Дайте палкам вид кристалла,Чтобы кровь сильнее стала,А душонок злобный вредВлейте в сумасшедший бред, —
заголосила Ягнеся, обнажаясь до пояса. Песня была отвратительная, равнинно-гуральская, позерская, в высшей степени безвкусная. Никто не обращал на это внимания. Алкоголь стирал все возможные различия и границы. Из двери, что вела в «камору», выглянул старый Ян Хлюсь, некогда первостатейный пройдоха и балагур, а сегодня наполовину превратившийся в идиота скотина-старик.
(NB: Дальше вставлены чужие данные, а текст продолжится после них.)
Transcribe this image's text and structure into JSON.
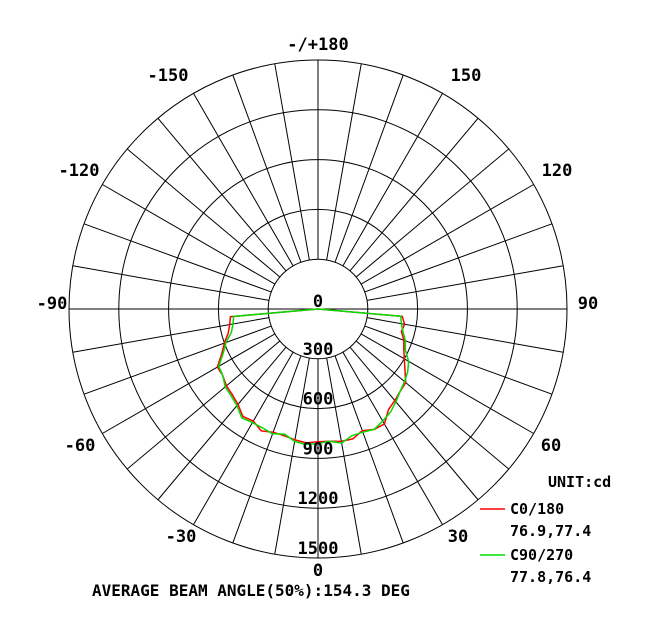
{
  "chart_data": {
    "type": "polar",
    "chart_kind": "photometric polar intensity distribution",
    "unit": "UNIT:cd",
    "footer": "AVERAGE BEAM ANGLE(50%):154.3 DEG",
    "angle_tick_labels": [
      "-/+180",
      "150",
      "120",
      "90",
      "60",
      "30",
      "0",
      "-30",
      "-60",
      "-90",
      "-120",
      "-150"
    ],
    "angle_tick_values": [
      180,
      150,
      120,
      90,
      60,
      30,
      0,
      -30,
      -60,
      -90,
      -120,
      -150
    ],
    "radial_ticks": [
      0,
      300,
      600,
      900,
      1200,
      1500
    ],
    "radial_tick_labels": [
      "0",
      "300",
      "600",
      "900",
      "1200",
      "1500"
    ],
    "radial_range": [
      0,
      1500
    ],
    "grid": true,
    "legend_position": "bottom-right",
    "series": [
      {
        "name": "C0/180",
        "beam_angles": "76.9,77.4",
        "color": "#ff0000",
        "angles": [
          -90,
          -85,
          -80,
          -75,
          -70,
          -65,
          -60,
          -55,
          -50,
          -45,
          -40,
          -35,
          -30,
          -25,
          -20,
          -15,
          -10,
          -5,
          0,
          5,
          10,
          15,
          20,
          25,
          30,
          35,
          40,
          45,
          50,
          55,
          60,
          65,
          70,
          75,
          80,
          85,
          90
        ],
        "values": [
          0,
          530,
          540,
          560,
          600,
          640,
          700,
          700,
          720,
          730,
          750,
          790,
          780,
          810,
          790,
          790,
          800,
          810,
          800,
          800,
          810,
          810,
          780,
          800,
          800,
          740,
          720,
          700,
          690,
          640,
          600,
          570,
          550,
          520,
          530,
          510,
          0
        ]
      },
      {
        "name": "C90/270",
        "beam_angles": "77.8,76.4",
        "color": "#00dd00",
        "angles": [
          -90,
          -85,
          -80,
          -75,
          -70,
          -65,
          -60,
          -55,
          -50,
          -45,
          -40,
          -35,
          -30,
          -25,
          -20,
          -15,
          -10,
          -5,
          0,
          5,
          10,
          15,
          20,
          25,
          30,
          35,
          40,
          45,
          50,
          55,
          60,
          65,
          70,
          75,
          80,
          85,
          90
        ],
        "values": [
          0,
          510,
          520,
          540,
          590,
          630,
          690,
          700,
          730,
          740,
          760,
          800,
          790,
          790,
          800,
          780,
          810,
          820,
          810,
          800,
          820,
          790,
          790,
          800,
          780,
          760,
          730,
          700,
          680,
          660,
          630,
          580,
          560,
          530,
          510,
          500,
          0
        ]
      }
    ]
  }
}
— Веселитися, господа графья, веселитися, князья. Ну и пусь, ну и пусь — я ничего супротив не имею, но знаете, но знаете... — сбился он, не будучи в состоянии выразить слишком простую мысль. (— Посмотри-кось, впору спасать злые душонки, — допела ужасная Ягнеся.) Получив пару сотен денежных единиц, имевших хождение на данный момент, он, ужасно кашляя, возвратился в «камору». Но задержался в дверях и произнес: «Таперича уси мы ровня — граф не граф. Уси таперича мужики. Мужик — це вечно, а панов ноне развелося, что вшей на голове, во».
— Да, — завыл Ендрек Логойский, обнимая двух оставшихся пареньков. [Князь спасал Ягнесю, которая начала блевать, выпуская на свободу прекрасный холодный ужин, принесенный с виллы (тривуты, мурбии и тому подобные вещи плохо чувствовали себя в ее примитивном желудке).] — Все равны на кусочке земли. У каждого по приятелю из мужиков — мы так сравняемся, что никто уж нас не различит, мы станем одним целым, как мужик с бабой или еще больше...
«„Коридон“ Жида в переложении для этих пьяных животных», — сам себе усмехнулся в душе Препудрех.
— Землю поровну, во, но шоб ты знал, кады мой задок начинается, а твой кончается, — говорил пьяный Ясь Баранец.
— Проснись, — шептал ему второй, Войтек Бурдыга. — И не заметишь, как он тебе эту штуку вставит.
Логойский больше не слушал. Ему вдруг захотелось кокаина. Под влиянием безумного питья без меры ему на память пришло все, и страшная тоска по любимому наркотику схватила его с силой миллиона клещей за все тело. Каждая клеточка в отдельности и затуманенный мозг умоляли его хотя бы о щепотке отравы. В его темной голове промелькнуло, что у Атаназия еще осталось из того, что он дал ему в городе, — и он резко бросился к дверям, забыв все клятвы. Он должен снова быть в этом мире — впрочем, два месяца он выдержал. Уже было почти ясно. Рванул пар — через него проступила картина бело-розового снежного утра, как на другой планете. Гор не было видно в тумане — ближние ели гнулись под тяжестью смерзшегося на ветвях снега. Со стороны леса кто-то бежал к избе.
— Это тот болван возвращается. За двести надумал. Если бы только знала бедная Геля, на что она расходует деньги, — подумал Логойский.
— Паночки, паночки, а дык там Ятанасова жона пристрелена лежить у снеге! — кричал Ендрек.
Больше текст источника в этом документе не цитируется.